Pochi politici seri in Europa, Regno Unito e Stati Uniti contestano la necessità di investimenti militari in quest’era di instabilità e conflitti. Il problema, in un momento in cui i bilanci governativi sono ridotti all’osso, è come finanziarli. Anche su questo Trump ha dato l’esempio. Pochi giorni dopo essere entrato in carica, il presidente ha congelato miliardi di dollari di aiuti. E a febbraio ha annunciato che avrebbe tagliato il 90 per cento dei contratti dell’Agenzia degli Stati Uniti per lo sviluppo internazionale (Usaid). La decisione – presentata come parte della guerra di Trump contro i valori dell’attivismo woke – ha messo in ginocchio le organizzazioni umanitarie non governative, che in molti casi dipendevano dai fondi statunitensi per le loro attività nelle zone più povere del mondo. Secondo alcune stime nei prossimi cinque anni i tagli agli aiuti umanitari di Trump potrebbero da soli causare 14 milioni di morti premature, un terzo delle quali sarebbero bambini. Come dicono i critici di Trump è una decisione che non sarà facilmente dimenticata in paesi come quelli dell’Africa subsahariana, a prescindere dall’entrata in vigore dei tagli stabiliti da altri grandi donatori come Germania e Regno Unito.
A Londra il governo laburista di Keir Starmer ha cercato di contenere gli effetti dirompenti del secondo mandato di Trump appellandosi all’interesse personale del leader statunitense, invece che a valori che probabilmente non avrebbe condiviso. Mentre Starmer preparava la visita alla Casa Bianca, lui e il suo team hanno provato a lusingare Trump con l’onore senza precedenti di una seconda visita di stato nel Regno Unito. Nel tentativo di evitare una netta rottura tra gli Stati Uniti e l’Ucraina, Starmer ha anche cercato di dimostrare che Londra prendeva sul serio le richieste all’Europa di spendere di più per la difesa.
I paesi della Nato hanno concordato un nuovo obiettivo: spendere il 5 per cento del prodotto interno lordo in infrastrutture di difesa e sicurezza
Strategia londinese
A febbraio, prima di andare a Washington, il premier britannico ha annunciato un aumento delle spese in armamenti, da finanziare in parte grazie alla riduzione degli aiuti internazionali dallo 0,5 allo 0,3 per cento del pil. Per un leader di centrosinistra come Starmer, i cui predecessori laburisti Gordon Brown e Tony Blair avevano sostenuto l’obbligo morale di spendere molto per lo sviluppo, è stata un’ inversione di marcia dolorosa. “Non è un annuncio che sono felice di fare”, ha spiegato. “Tuttavia la realtà della nostra pericolosa nuova epoca implica che la difesa e la sicurezza nazionale del nostro paese devono avere la priorità”. Il governo di Washington ha accolto la decisione di Starmer come “un passo deciso verso un’alleanza duratura”.

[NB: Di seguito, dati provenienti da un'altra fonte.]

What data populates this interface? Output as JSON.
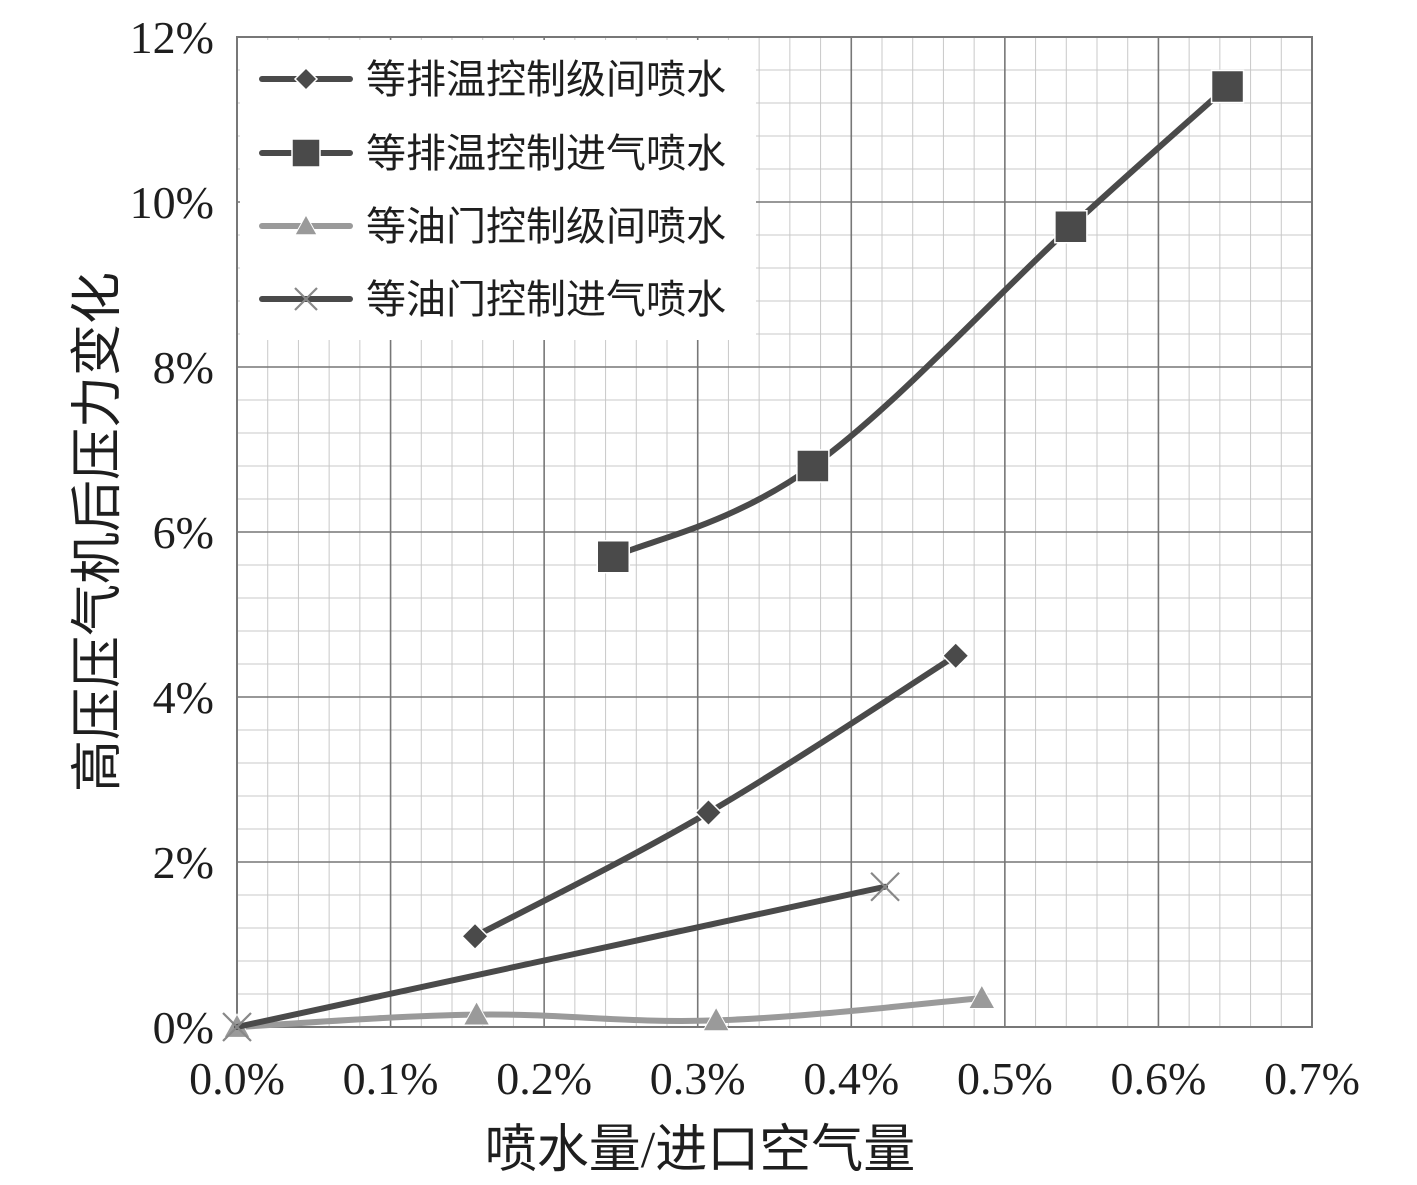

Ma quando è tornato a casa Starmer ha dovuto fronteggiare una rivolta politica. La sua ministra per gli aiuti allo sviluppo, Anneliese Dodds, si è dimessa ricordando al primo ministro che la sua decisione avrebbe “tolto cibo e assistenza sanitaria a persone disperate, danneggiando profondamente la reputazione del Regno Unito” e lamentandosi del fatto che Londra sembrava “seguire la scia dei tagli del presidente Trump all’Usaid”.
Nei mesi successivi altri paesi europei hanno fatto calcoli simili. In un’epoca di crescente nazionalismo e di governi a corto di liquidità, gli aiuti internazionali sono un facile bersaglio. In passato il Regno Unito è stato tra i paesi che hanno stanziato più fondi per le agenzie umanitarie, arrivando a sancire per legge il suo impegno a spendere lo 0,7 per cento del pil per lo sviluppo, spiega Mitchell. “Ma ora in Germania guardano a Londra come esempio del nuovo corso: ‘Se i britannici stanno tagliando i finanziamenti allo sviluppo, possiamo farlo anche noi’”.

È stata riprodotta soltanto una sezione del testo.